I would urge others to post what they thought were the strengths and weaknesses of Fields of Blood here, as well.
 

\bump...

Just found this thread. Outstanding Siv...truly inspired!

I own Cry Havoc and FoB but have not had the chance to integrate either into my current campaign.

After reading everyone's input, I felt compelled for the bump. Is there any new opinions or insight to add?
 

rom90125 said:
\bump...

Just found this thread. Outstanding Siv...truly inspired!

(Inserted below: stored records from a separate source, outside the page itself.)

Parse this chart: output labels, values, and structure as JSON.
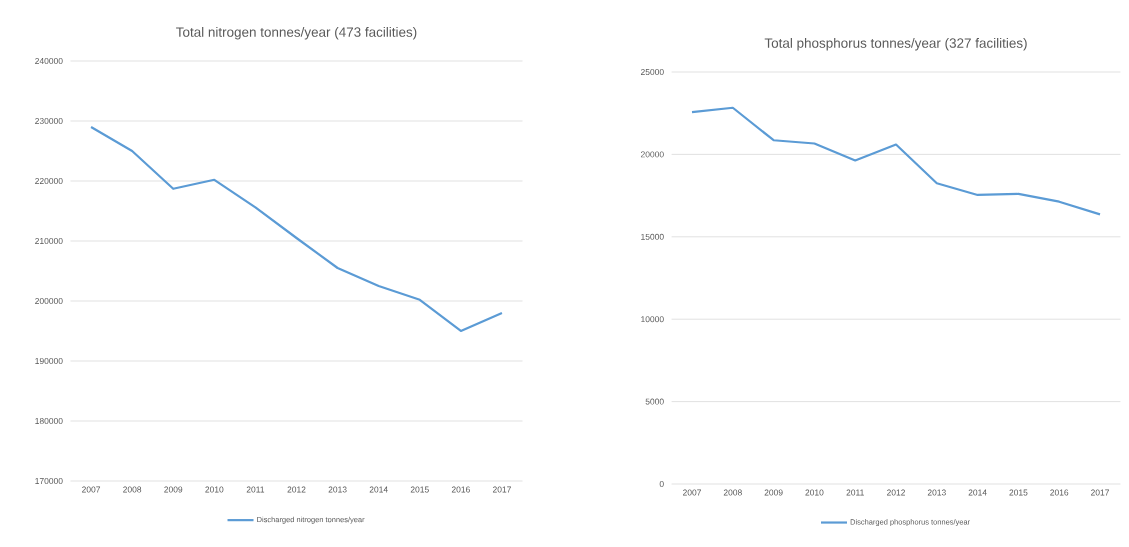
{
  "chart_data": [
    {
      "type": "line",
      "title": "Total nitrogen tonnes/year (473 facilities)",
      "categories": [
        "2007",
        "2008",
        "2009",
        "2010",
        "2011",
        "2012",
        "2013",
        "2014",
        "2015",
        "2016",
        "2017"
      ],
      "series": [
        {
          "name": "Discharged nitrogen tonnes/year",
          "color": "#5b9bd5",
          "values": [
            229000,
            225000,
            218700,
            220200,
            215600,
            210500,
            205500,
            202500,
            200200,
            195000,
            198000
          ]
        }
      ],
      "ylim": [
        170000,
        240000
      ],
      "yticks": [
        170000,
        180000,
        190000,
        200000,
        210000,
        220000,
        230000,
        240000
      ],
      "grid": "y",
      "legend": "bottom"
    },
    {
      "type": "line",
      "title": "Total phosphorus tonnes/year (327 facilities)",
      "categories": [
        "2007",
        "2008",
        "2009",
        "2010",
        "2011",
        "2012",
        "2013",
        "2014",
        "2015",
        "2016",
        "2017"
      ],
      "series": [
        {
          "name": "Discharged phosphorus tonnes/year",
          "color": "#5b9bd5",
          "values": [
            22570,
            22830,
            20860,
            20660,
            19630,
            20600,
            18250,
            17540,
            17600,
            17130,
            16360
          ]
        }
      ],
      "ylim": [
        0,
        25000
      ],
      "yticks": [
        0,
        5000,
        10000,
        15000,
        20000,
        25000
      ],
      "grid": "y",
      "legend": "bottom"
    }
  ]
}
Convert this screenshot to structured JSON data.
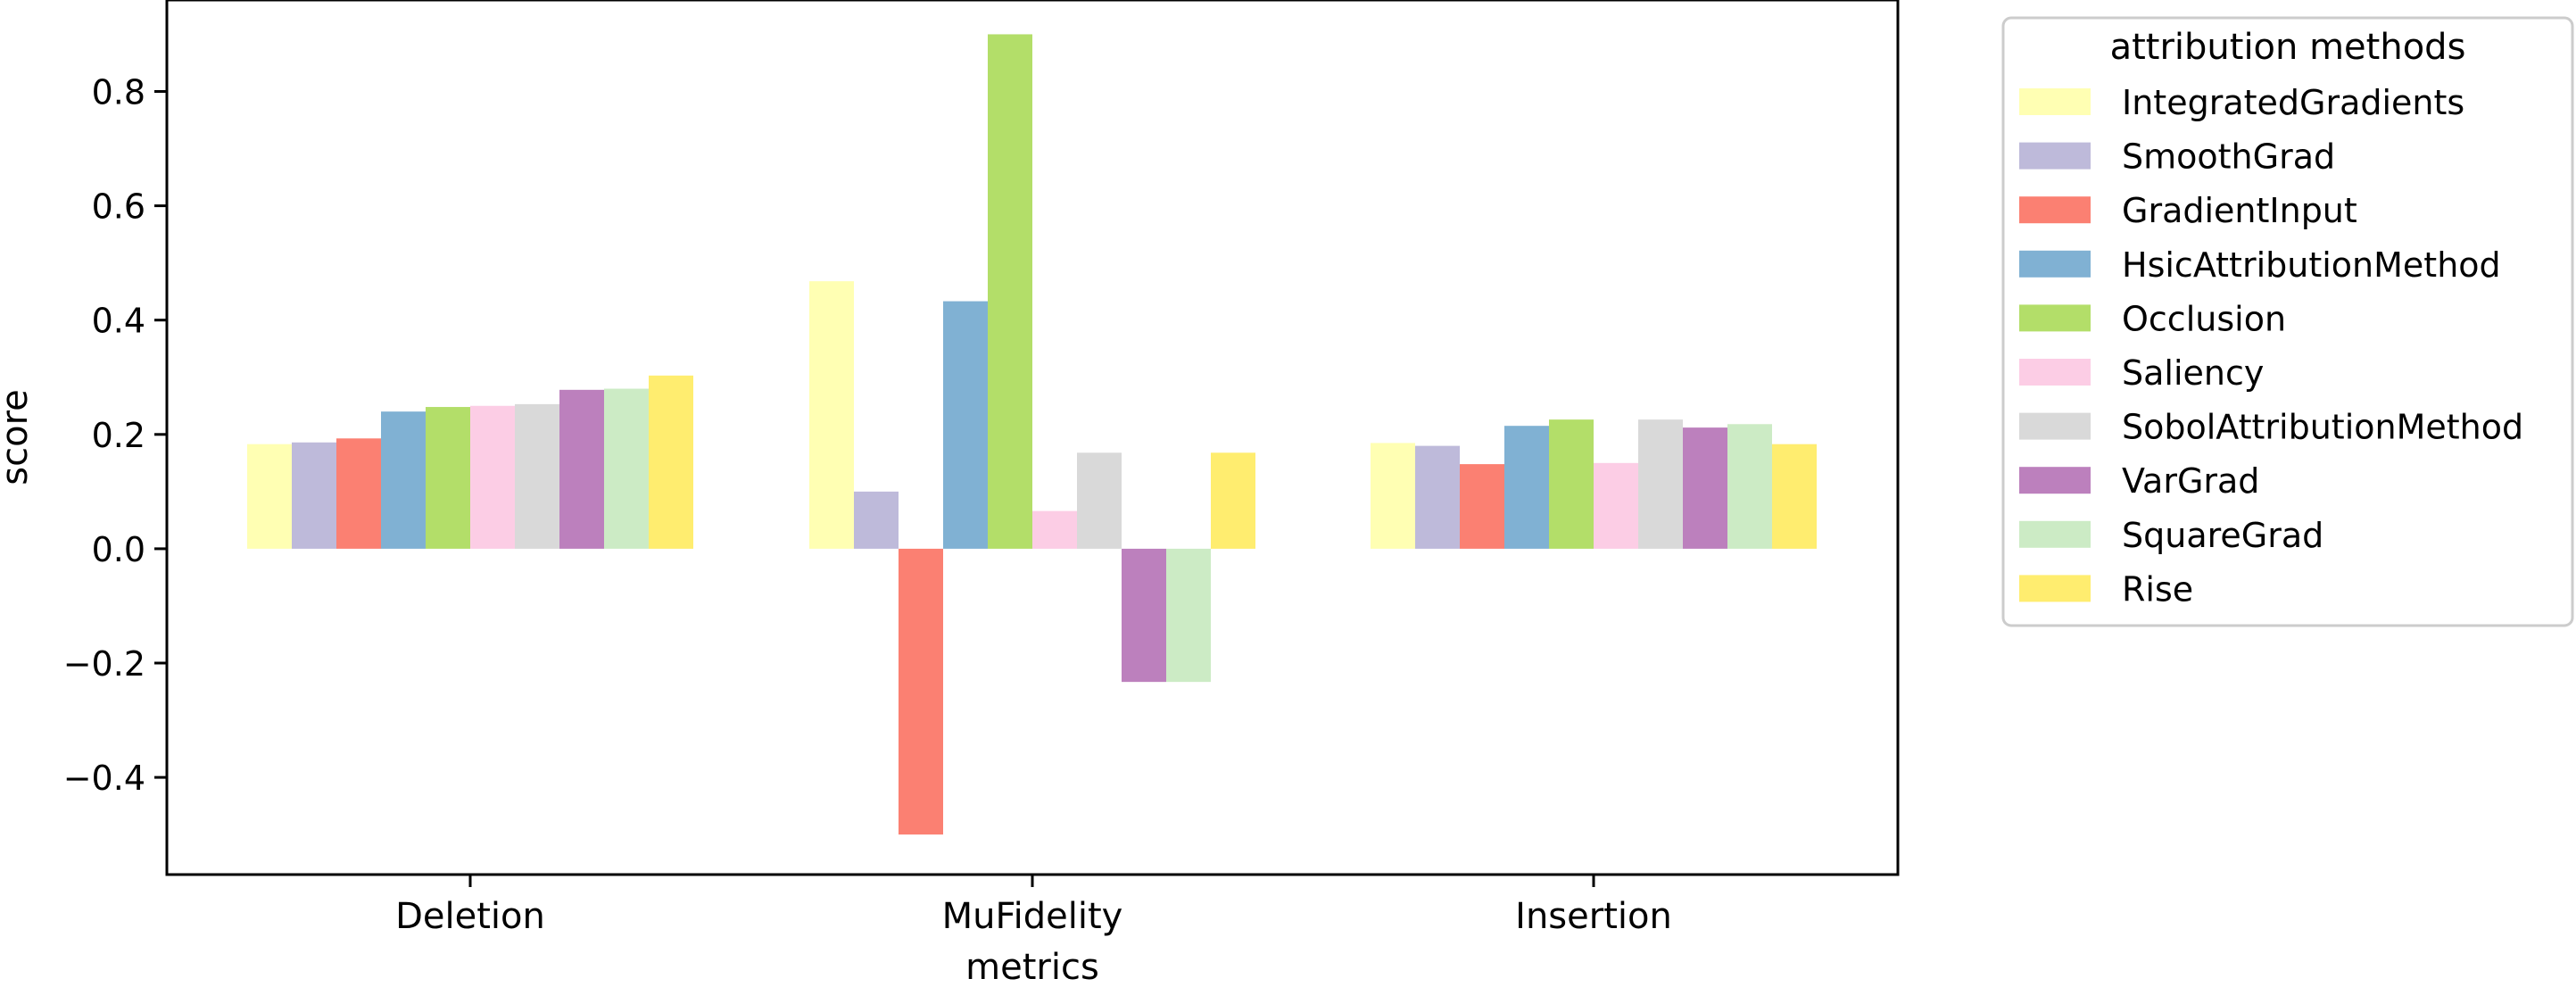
{
  "chart_data": {
    "type": "bar",
    "xlabel": "metrics",
    "ylabel": "score",
    "ylim": [
      -0.57,
      0.96
    ],
    "yticks": [
      -0.4,
      -0.2,
      0.0,
      0.2,
      0.4,
      0.6,
      0.8
    ],
    "ytick_labels": [
      "−0.4",
      "−0.2",
      "0.0",
      "0.2",
      "0.4",
      "0.6",
      "0.8"
    ],
    "grid": false,
    "legend": {
      "title": "attribution methods",
      "placement": "outside-right"
    },
    "categories": [
      "Deletion",
      "MuFidelity",
      "Insertion"
    ],
    "series": [
      {
        "name": "IntegratedGradients",
        "color": "#ffffb3",
        "values": [
          0.183,
          0.468,
          0.185
        ]
      },
      {
        "name": "SmoothGrad",
        "color": "#bebada",
        "values": [
          0.186,
          0.1,
          0.18
        ]
      },
      {
        "name": "GradientInput",
        "color": "#fb8072",
        "values": [
          0.193,
          -0.5,
          0.148
        ]
      },
      {
        "name": "HsicAttributionMethod",
        "color": "#80b1d3",
        "values": [
          0.24,
          0.433,
          0.215
        ]
      },
      {
        "name": "Occlusion",
        "color": "#b3de69",
        "values": [
          0.248,
          0.9,
          0.226
        ]
      },
      {
        "name": "Saliency",
        "color": "#fccde5",
        "values": [
          0.25,
          0.066,
          0.15
        ]
      },
      {
        "name": "SobolAttributionMethod",
        "color": "#d9d9d9",
        "values": [
          0.253,
          0.168,
          0.226
        ]
      },
      {
        "name": "VarGrad",
        "color": "#bc80bd",
        "values": [
          0.278,
          -0.233,
          0.212
        ]
      },
      {
        "name": "SquareGrad",
        "color": "#ccebc5",
        "values": [
          0.28,
          -0.233,
          0.218
        ]
      },
      {
        "name": "Rise",
        "color": "#ffed6f",
        "values": [
          0.303,
          0.168,
          0.183
        ]
      }
    ]
  }
}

I own Cry Havoc and FoB but have not had the chance to integrate either into my current campaign.

After reading everyone's input, I felt compelled for the bump. Is there any new opinions or insight to add?

I don't have anything new to add at the moment, but I expect to revisit this thread once Power of Faerun is out (March 2006 or so). From the catalogue entry, it sounds as if it addresses similar material.
 


*Necromantic Bump*

I'm curious about any more discussion on this. I own Powers of Faerun, and it completely lacks any mechanical guidelines, but has great RP guidelines for running a realm and how they get setup, particularily *in* Faerun.